Still, such attacks are no urban legend. Attacks on hospitals' databases, to gain access to patients' data and use it for identity theft, increased 200 percent year-on-year in 2014, the CIS says.

In October, hundreds of Italian municipalities fell victim to Cryptolocker, malware which encrypts all the data on the administrations' servers, asking for money to unlock it. In many cases, the sum was paid by the employees themselves, who passed the hat round to cover the cost of the ransom.

The only public authorities that, according to the research, take data protection seriously enough are the Friuli Venezia-Giulia region, the Social Security Service (INPS), and the Corte dei Conti.

Things seem to work better in the private sector. The CLUSIT report highlighted 10 very serious attacks in Italy among the 900 that occurred worldwide in 2014. "That's a little more than one percent of all global attacks, a figure which isn't realistic if you consider the importance of the country and the size of its economy," CLUSIT's Zapparoli Manzoni says. "Obviously, there is a gap: either the attacks are not reported, or firms don't even understand that they have been breached in one."

Both explanations could hold true: most corporations prefer not to speak publicly about being targets of cybercriminals in order not to lose their customers' trust but often they can't hide the magnitude of the costs they face in shoring up their IT infrastructure in the wake of a cyberattack.

According to EMC's data protection index, those costs amount to $9bn a year, suggesting that the scale of the issue is much bigger than companies would like to admit - something which is confirmed by the analysis carried out by Fastweb's Security Operations Center (SOC).

The SOC constantly monitors carriers' networks in search of anomalies that are typical of cyberattacks.
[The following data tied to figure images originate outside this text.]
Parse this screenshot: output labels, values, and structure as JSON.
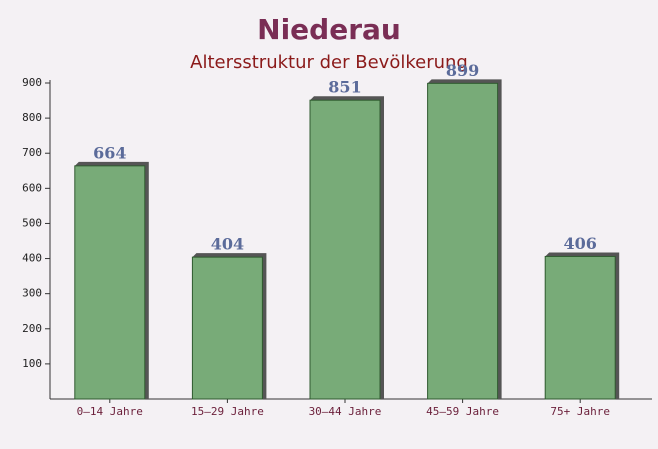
{
  "chart_data": {
    "type": "bar",
    "title": "Niederau",
    "subtitle": "Altersstruktur der Bevölkerung",
    "categories": [
      "0–14 Jahre",
      "15–29 Jahre",
      "30–44 Jahre",
      "45–59 Jahre",
      "75+ Jahre"
    ],
    "values": [
      664,
      404,
      851,
      899,
      406
    ],
    "color": "#6aa36a",
    "ylim": [
      0,
      900
    ],
    "yticks": [
      100,
      200,
      300,
      400,
      500,
      600,
      700,
      800,
      900
    ],
    "grid": false
  }
}
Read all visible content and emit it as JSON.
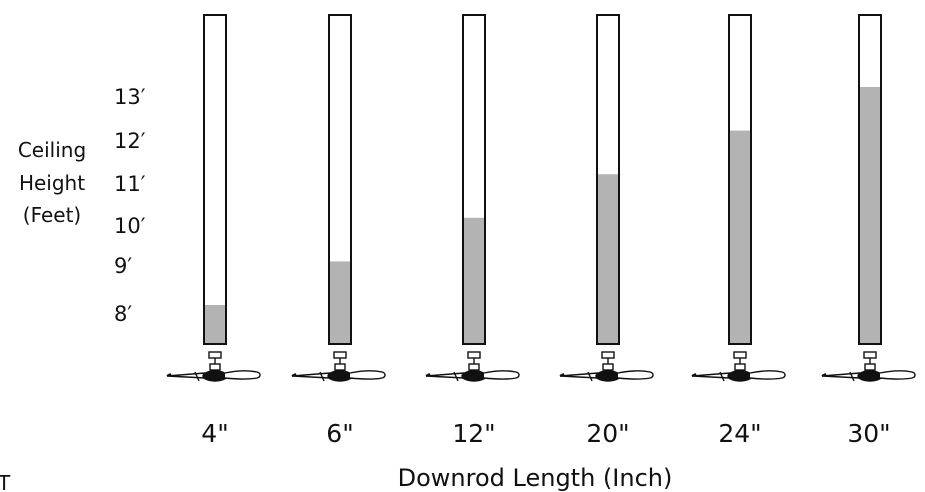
{
  "chart_data": {
    "type": "bar",
    "ylabel_lines": [
      "Ceiling",
      "Height",
      "(Feet)"
    ],
    "xlabel": "Downrod Length (Inch)",
    "y_ticks": [
      "8′",
      "9′",
      "10′",
      "11′",
      "12′",
      "13′"
    ],
    "categories": [
      "4\"",
      "6\"",
      "12\"",
      "20\"",
      "24\"",
      "30\""
    ],
    "values": [
      8,
      9,
      10,
      11,
      12,
      13
    ],
    "ylim": [
      7,
      14.5
    ],
    "grid": false,
    "colors": {
      "fill": "#b3b3b3",
      "outline": "#111111",
      "empty": "#ffffff"
    },
    "icon": "ceiling-fan-icon"
  },
  "stray_text": "T"
}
In 2014, it spotted five million security 'events' (from DDoS attacks to malware and phishing), up from the 172,000 registered the year before.

The nature of the attacks themselves has also changed.
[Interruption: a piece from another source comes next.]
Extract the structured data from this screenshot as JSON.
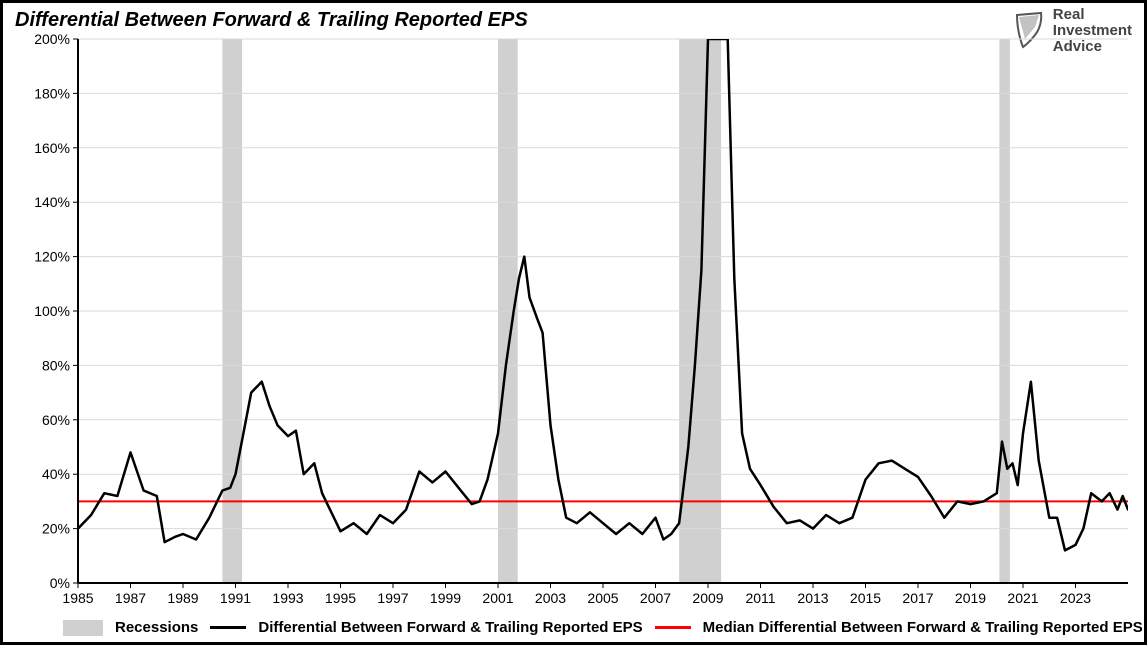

Last year, 83 percent of intrusions were carried out by hacktivists, with criminals accounting for the remainder. Now it's the opposite, both the CLUSIT and CIS report say. "Before the purpose was to protest or support a certain ideal, now it's rather to cause the worst possible damage to the target," Microsoft's Mauceli says.

Most of the attacks (60 percent) are now carried out by criminals trying to steal industrial secrets or knock out a company's infrastructure to favour a competitor.

One such case, which took place at the beginning of last year but was revealed only in April, concerned the famous fashion multinational Benetton. "The news received little coverage and was published only by some local newspapers," CLUSIT's Zapparoli Manzoni says. It would have probably remained a secret were it not for the fact that some dresses of the new 0-12 collection began to be sold in some stores in Syria before Benetton had started selling them itself.

A smaller part of the attacks (40 percent) fall into the 'hacktivism' category and the targets are both public institutions, utilities, and companies.

There are no easy solutions. For public bodies, one potential answer would be reducing the 'attack surface'. "In Italy we have around forty thousand organisations, each one managing its own IT infrastructure. We should centralise computational resources in a limited number of datacentres, which would reduce the attack surface and create a national strategic asset," CIS' director Roberto Baldoni says.

In February, the Italian government approved the Strategic National Framework for the Security of Cyberspace.

The document contains some general guidelines meant to reduce the vulnerability of the public sector's most sensitive elements to cyberattacks. In particular, it stresses the importance of private-public partnerships in order to better defend services that are critical to the national security against hacktivists and cybercriminals.

Universities could also play an important role in spreading awareness about cybersecurity risks and training security experts, it adds.